NBC Universal’s Oxygen Media recently conducted a survey asking 1,605 young women well versed and deeply immersed in social media about their habits with Facebook, Twitter and other such services. Of the women surveyed, 34 percent stated that they check Facebook literally first thing in the morning, before going to brush their teeth. Nearly 40 percent of those surveyed self-identify as “Facebook addicts” (whatever that means). And many seem to have a constant need to be connected, with 26 percent stating they’ve woken up in the middle of the night to respond to texts and 37 percent stating that they’ve fallen asleep with a PDA in their hands.
The study showed a split between those who understand the possible negative implications associated with a complete disclosure using social media and those that did not. For example, 43 percent say they have no problem posting photos of their drunken selves on the site, while 32 percent have no issue posting photos of themselves or their friends making lewd and obscene gestures. Fifty-eight percent of those polled use Facebook to track their ‘frenemies’ (people they are ‘friends’ with on the site but do not like in real life) and 50 percent are happy being Facebook ‘friends’ with complete strangers.
On the other hand, a larger portion understood the possible issues. Of those users surveyed, 54 percent don’t put private information on Facebook, 72 percent affirm that once you post it on Facebook, its public forever, and 89 percent say that you shouldn’t put anything you don’t want your parents to see on Facebook.
Before all the angry rebuttals start, let me say that I find that the term “addicted” is often thrown around too loosely in the media to sensationalize reports and in my experience may be considered a badge of courage for many young adults regardless of how accurate the term represents their actual behavior. Also, I am not sure why young women are singled out in this and not young men. I’m sure there are reports that can point to web sites that young men are “addicted” to visiting.

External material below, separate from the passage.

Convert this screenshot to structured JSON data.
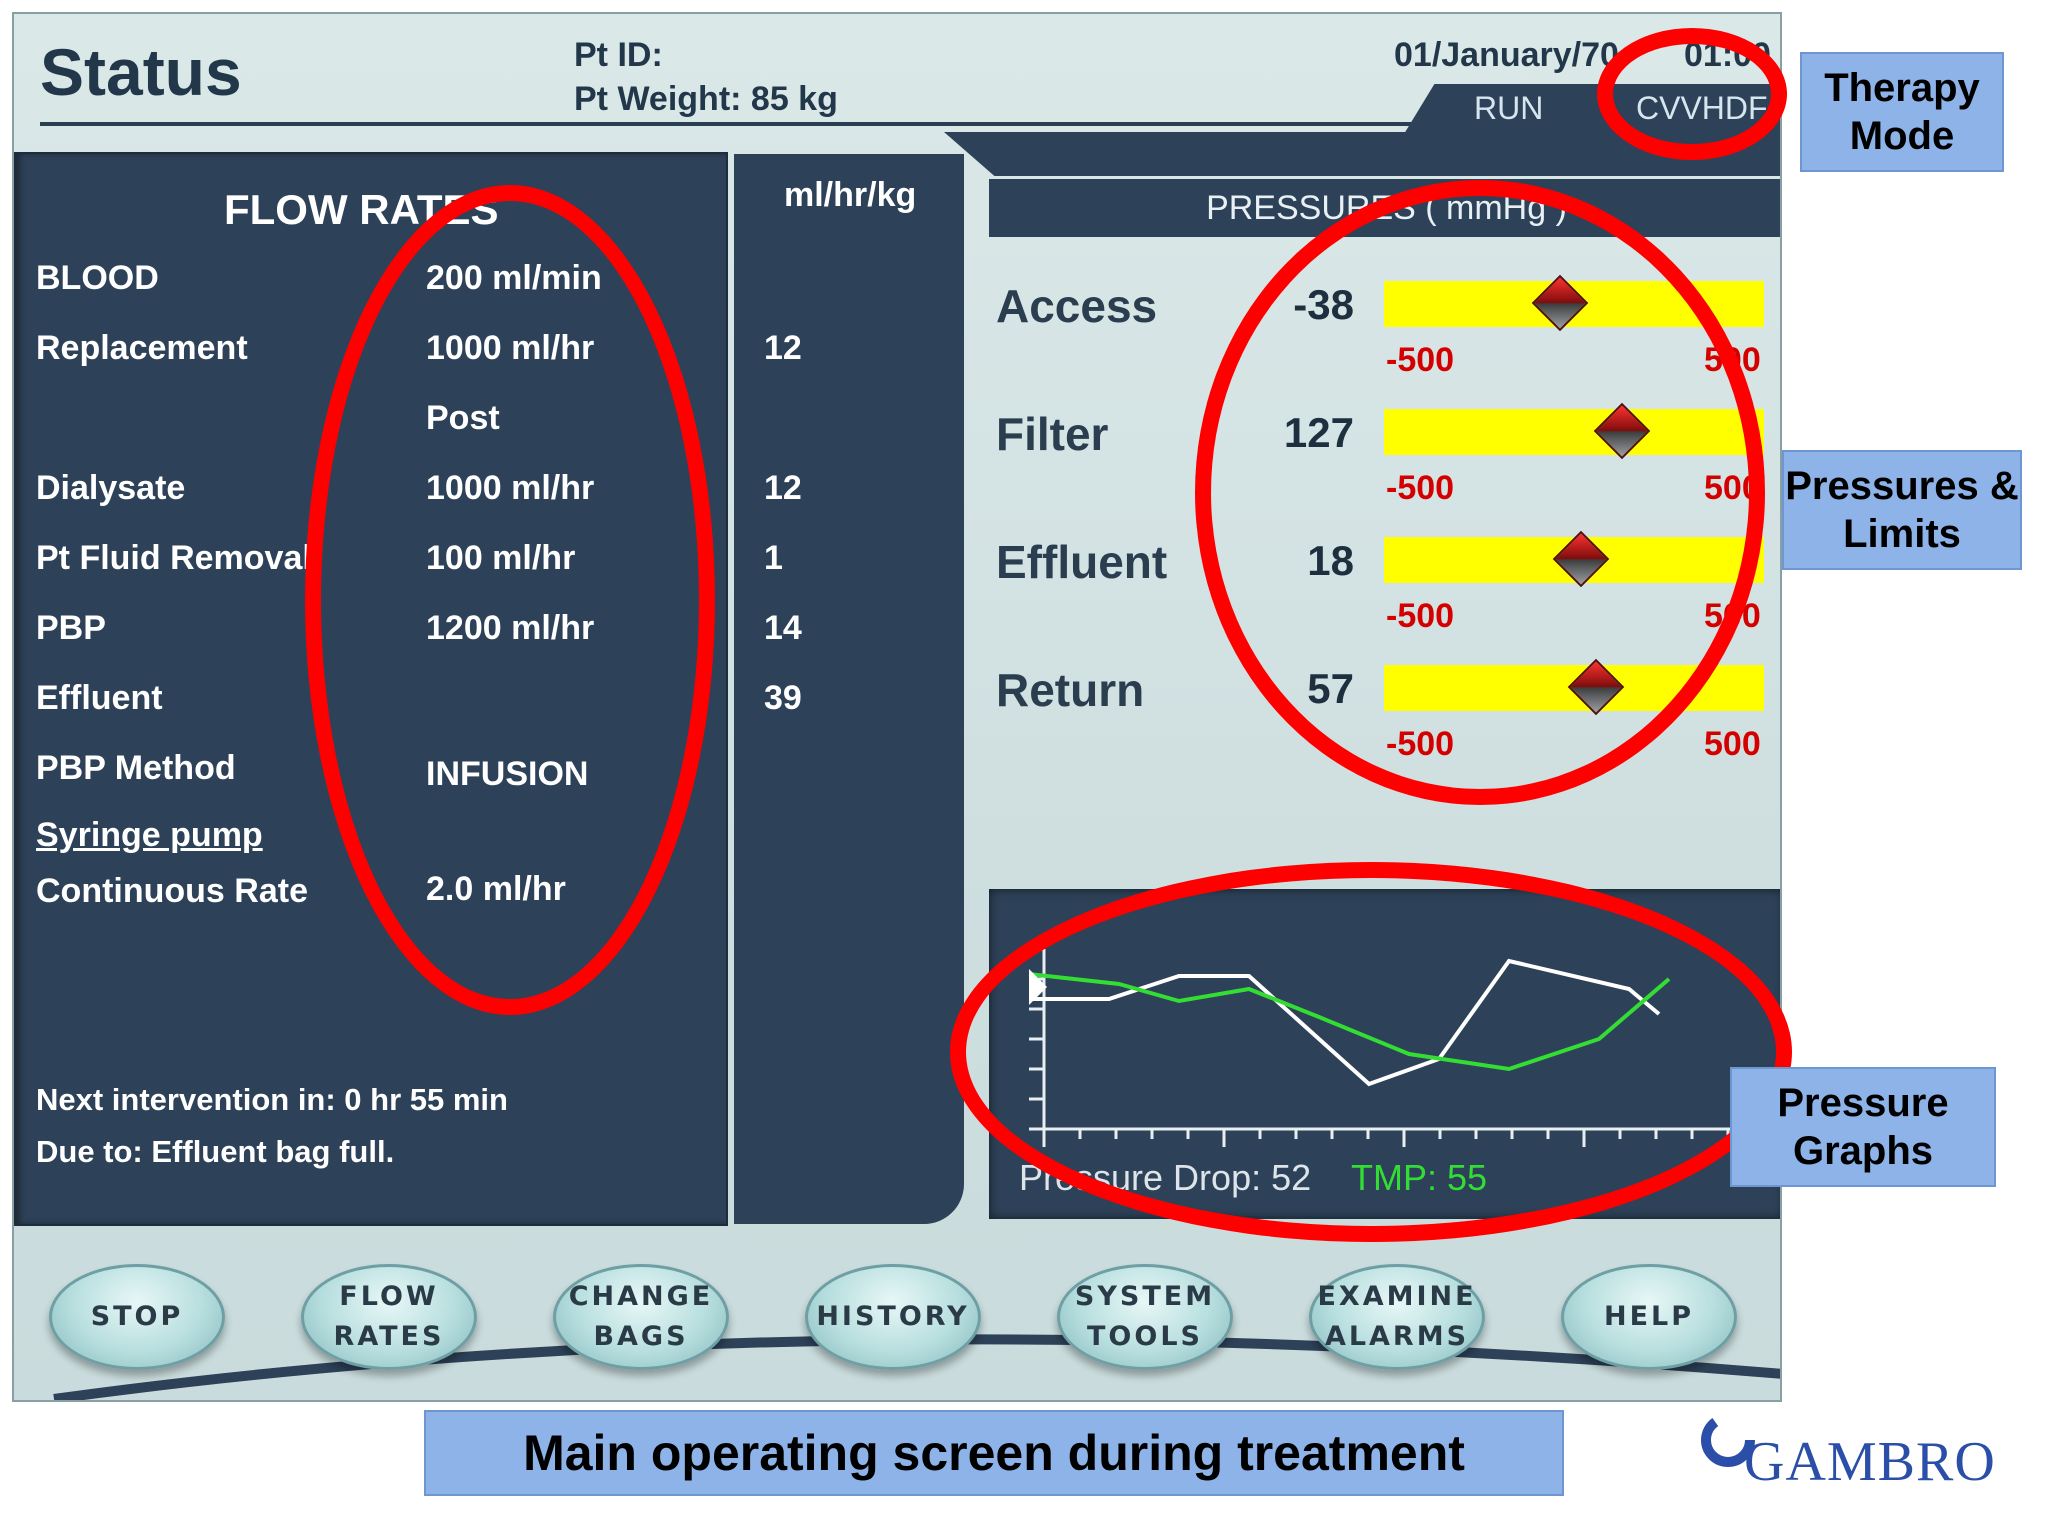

Clearly this report is concerning on many levels. Anyone who has a teenager will mostly likely relate to the addictive potential of texting and social media. I still get angry when my teenage son texts while I am talking to him during dinner. But regardless of how upsetting this is to read, the more important questions are: have you seen evidence that supports this, do you agree that this is a problem and have you found ways to reduce the possible negative implications?